Go back to demo-test-network directory.

cd ..

7. Join orderer to mychannel

Now we are using the new binary osnadmin to handle the channel joining for the orderer.

First we inspect any channel configuration in the orderer.

osnadmin channel list -o localhost:7080 --ca-file ./organizations/ordererOrganizations/example.com/orderers/orderer.example.com/tls/ca.crt --client-cert ./organizations/ordererOrganizations/example.com/users/Admin\@example.com/tls/client.crt --client-key ./organizations/ordererOrganizations/example.com/users/Admin\@example.com/tls/client.key
No system channel and application channels defined yet in the orderer.

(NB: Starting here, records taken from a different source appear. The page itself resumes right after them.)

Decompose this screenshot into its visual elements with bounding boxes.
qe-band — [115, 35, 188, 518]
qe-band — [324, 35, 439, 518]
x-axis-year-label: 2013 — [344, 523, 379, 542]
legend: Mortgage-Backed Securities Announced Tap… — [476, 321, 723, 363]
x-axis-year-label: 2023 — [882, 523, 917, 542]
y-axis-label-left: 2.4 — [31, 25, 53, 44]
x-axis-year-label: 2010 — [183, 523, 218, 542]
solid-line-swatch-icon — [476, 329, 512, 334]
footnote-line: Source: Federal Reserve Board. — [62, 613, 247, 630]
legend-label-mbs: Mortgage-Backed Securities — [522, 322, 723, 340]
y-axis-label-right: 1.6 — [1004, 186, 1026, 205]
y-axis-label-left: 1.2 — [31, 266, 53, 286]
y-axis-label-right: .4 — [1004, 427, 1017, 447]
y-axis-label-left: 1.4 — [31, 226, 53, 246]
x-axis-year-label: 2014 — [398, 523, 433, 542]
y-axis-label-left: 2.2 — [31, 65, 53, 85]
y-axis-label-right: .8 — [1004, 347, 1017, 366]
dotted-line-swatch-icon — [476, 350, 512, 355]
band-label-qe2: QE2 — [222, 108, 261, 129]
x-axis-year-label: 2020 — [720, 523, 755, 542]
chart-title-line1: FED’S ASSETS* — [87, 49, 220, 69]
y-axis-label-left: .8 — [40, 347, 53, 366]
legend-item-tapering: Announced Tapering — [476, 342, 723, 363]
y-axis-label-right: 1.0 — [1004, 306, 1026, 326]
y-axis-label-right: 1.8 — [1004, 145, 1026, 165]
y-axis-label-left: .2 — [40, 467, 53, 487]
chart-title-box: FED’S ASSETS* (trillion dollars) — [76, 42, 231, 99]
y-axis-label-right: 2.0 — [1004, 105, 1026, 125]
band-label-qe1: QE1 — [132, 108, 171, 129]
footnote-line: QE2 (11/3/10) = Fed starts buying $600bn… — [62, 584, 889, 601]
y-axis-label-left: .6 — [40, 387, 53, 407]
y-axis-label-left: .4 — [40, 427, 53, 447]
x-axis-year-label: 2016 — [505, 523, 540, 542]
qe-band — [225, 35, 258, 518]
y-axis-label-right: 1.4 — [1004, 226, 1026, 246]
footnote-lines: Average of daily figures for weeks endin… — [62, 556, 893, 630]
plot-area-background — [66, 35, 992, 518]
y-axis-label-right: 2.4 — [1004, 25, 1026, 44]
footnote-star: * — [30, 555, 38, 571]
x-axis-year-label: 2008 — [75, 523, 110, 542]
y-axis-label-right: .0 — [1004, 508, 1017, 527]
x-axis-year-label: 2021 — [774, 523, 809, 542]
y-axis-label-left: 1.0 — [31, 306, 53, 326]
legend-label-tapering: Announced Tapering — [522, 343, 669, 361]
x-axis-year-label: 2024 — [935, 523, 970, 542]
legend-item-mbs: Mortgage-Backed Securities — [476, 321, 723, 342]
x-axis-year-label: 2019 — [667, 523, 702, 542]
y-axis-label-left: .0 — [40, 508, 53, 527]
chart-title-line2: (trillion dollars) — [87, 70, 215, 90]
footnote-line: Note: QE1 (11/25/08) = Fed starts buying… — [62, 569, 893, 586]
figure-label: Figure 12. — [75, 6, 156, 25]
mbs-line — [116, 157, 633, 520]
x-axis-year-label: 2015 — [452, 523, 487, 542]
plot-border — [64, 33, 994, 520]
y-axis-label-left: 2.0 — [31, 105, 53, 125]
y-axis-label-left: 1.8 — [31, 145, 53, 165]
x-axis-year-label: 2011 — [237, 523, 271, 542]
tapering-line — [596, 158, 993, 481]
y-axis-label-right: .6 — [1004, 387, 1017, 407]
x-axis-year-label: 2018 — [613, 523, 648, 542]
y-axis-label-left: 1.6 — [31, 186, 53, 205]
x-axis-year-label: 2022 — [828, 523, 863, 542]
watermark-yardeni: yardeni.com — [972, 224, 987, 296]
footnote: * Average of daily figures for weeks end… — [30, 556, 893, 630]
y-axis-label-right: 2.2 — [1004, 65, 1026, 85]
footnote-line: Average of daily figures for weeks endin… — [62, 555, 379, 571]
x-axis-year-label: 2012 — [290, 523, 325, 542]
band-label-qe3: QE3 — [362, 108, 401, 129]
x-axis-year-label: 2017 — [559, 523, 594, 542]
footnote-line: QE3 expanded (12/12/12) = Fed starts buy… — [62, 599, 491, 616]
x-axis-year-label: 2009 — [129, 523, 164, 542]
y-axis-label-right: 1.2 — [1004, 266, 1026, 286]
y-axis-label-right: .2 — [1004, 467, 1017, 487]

Now join the orderer to mychannel.

osnadmin channel join --channel-id mychannel --config-block configtx/mychannel.block -o localhost:7080 --ca-file ./organizations/ordererOrganizations/example.com/orderers/orderer.example.com/tls/ca.crt --client-cert ./organizations/ordererOrganizations/example.com/users/Admin\@example.com/tls/client.crt --client-key ./organizations/ordererOrganizations/example.com/users/Admin\@example.com/tls/client.key

Now we see mychannel in orderer, while there is still no system channel.

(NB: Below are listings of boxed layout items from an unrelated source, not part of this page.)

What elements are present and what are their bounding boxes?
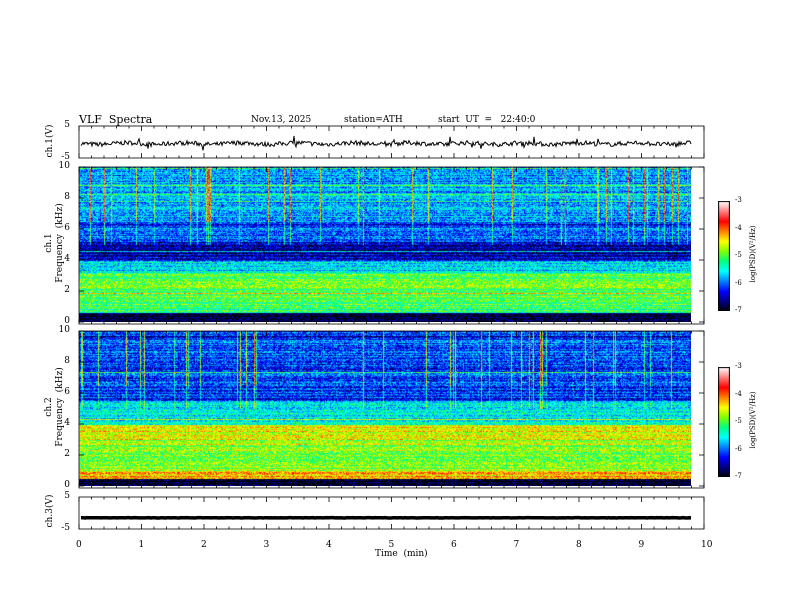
colorbar-tick-label: -3 xyxy=(735,196,742,204)
ch1-spectrum-panel xyxy=(78,166,705,325)
colorbar-tick-label: -4 xyxy=(735,389,742,398)
ch1-waveform-trace xyxy=(80,135,692,151)
x-tick-label: 8 xyxy=(576,540,582,550)
x-axis-label: Time (min) xyxy=(375,549,428,559)
colorbar-tick-label: -7 xyxy=(735,306,742,314)
freq-y-tick-label: 4 xyxy=(64,254,70,264)
ch3-y-tick-label: 5 xyxy=(64,491,70,501)
colorbar-tick-label: -6 xyxy=(735,444,742,453)
freq-y-tick-label: 4 xyxy=(64,418,70,428)
x-tick-label: 6 xyxy=(451,540,457,550)
station-label: station=ATH xyxy=(344,115,403,125)
freq-y-tick-label: 6 xyxy=(64,387,70,397)
ch1-y-tick-label: -5 xyxy=(61,152,70,162)
colorbar-tick-label: -3 xyxy=(735,362,742,370)
colorbar-tick-label: -7 xyxy=(735,472,742,480)
freq-y-tick-label: 2 xyxy=(64,285,70,295)
freq-y-tick-label: 10 xyxy=(58,161,70,171)
freq-y-tick-label: 0 xyxy=(64,316,70,326)
x-tick-label: 0 xyxy=(76,540,82,550)
x-tick-label: 3 xyxy=(263,540,270,550)
x-tick-label: 7 xyxy=(513,540,520,550)
freq-y-tick-label: 10 xyxy=(58,325,70,335)
x-tick-label: 5 xyxy=(388,540,395,550)
ch1-colorbar xyxy=(718,201,730,311)
ch2-colorbar xyxy=(718,367,730,477)
colorbar-tick-label: -6 xyxy=(735,278,742,287)
chart-title: VLF Spectra xyxy=(79,113,153,126)
freq-y-tick-label: 6 xyxy=(64,223,70,233)
start-time-label: start UT = 22:40:0 xyxy=(438,115,536,125)
x-tick-label: 10 xyxy=(701,540,713,550)
x-tick-label: 1 xyxy=(138,540,145,550)
colorbar-tick-label: -5 xyxy=(735,251,742,259)
freq-y-tick-label: 2 xyxy=(64,449,70,459)
ch2-spectrum-panel xyxy=(78,330,705,489)
colorbar-tick-label: -4 xyxy=(735,223,742,232)
freq-y-tick-label: 0 xyxy=(64,480,70,490)
x-tick-label: 4 xyxy=(326,540,332,550)
ch2-spectrogram xyxy=(79,331,691,486)
x-tick-label: 2 xyxy=(201,540,207,550)
date-label: Nov.13, 2025 xyxy=(251,115,312,125)
x-tick-label: 9 xyxy=(638,540,645,550)
ch3-y-tick-label: -5 xyxy=(61,523,70,533)
colorbar-tick-label: -5 xyxy=(735,417,742,425)
freq-y-tick-label: 8 xyxy=(64,356,70,366)
ch1-spectrogram xyxy=(79,167,691,322)
ch1-y-tick-label: 5 xyxy=(64,120,70,130)
freq-y-tick-label: 8 xyxy=(64,192,70,202)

The orderer joins mychannel.

We see similar results while inspecting the orderer.

docker exec orderer.example.com ls /var/hyperledger/production/orderer/chains

Now the orderer is already in mychannel. Peers can now join mychannel.

8. Join peers to mychannel

Prepare two terminals, with proper environment variables set such that commands are issued to peer0.org1.example.com and peer0.org2.example.com, respectively.

// for peer of org1
peer channel join -b configtx/mychannel.block
// for peer of org2
peer channel join -b configtx/mychannel.block
Join peer0.org1.example.com to mychannel
Join peer0.org2.example.com to mychannel

9. Test with SACC chaincode

We again leverage network.sh script which makes our life easier, as it completes the chaincode deployment with the lifecycle chaincode.

./network.sh deployCC -ccn mycc -ccp ../chaincode/sacc -ccl go

We invoke the set function in peer0.org1.example.com. Then check it with the get function in both peers.

In peer0.org1.example.com, set function is invoked and the result is queried properly with get function.

Terminal for peer0.org1.example.com

In peer0.org2.example.com we get the same result.

Terminal for peer0.org2.example.com

Now our demonstration completes. we can tear down everything.

docker-compose -f docker/docker-compose-no-system-channel.yaml down -v

Summary

In this article I have used Test Network to demonstrate how to build a fabric setup with no system channel. As this will be the direction in the long run, I am expecting the script will be updated in future versions. Nevertheless, hope this article gives you some hints how things are done in this setup.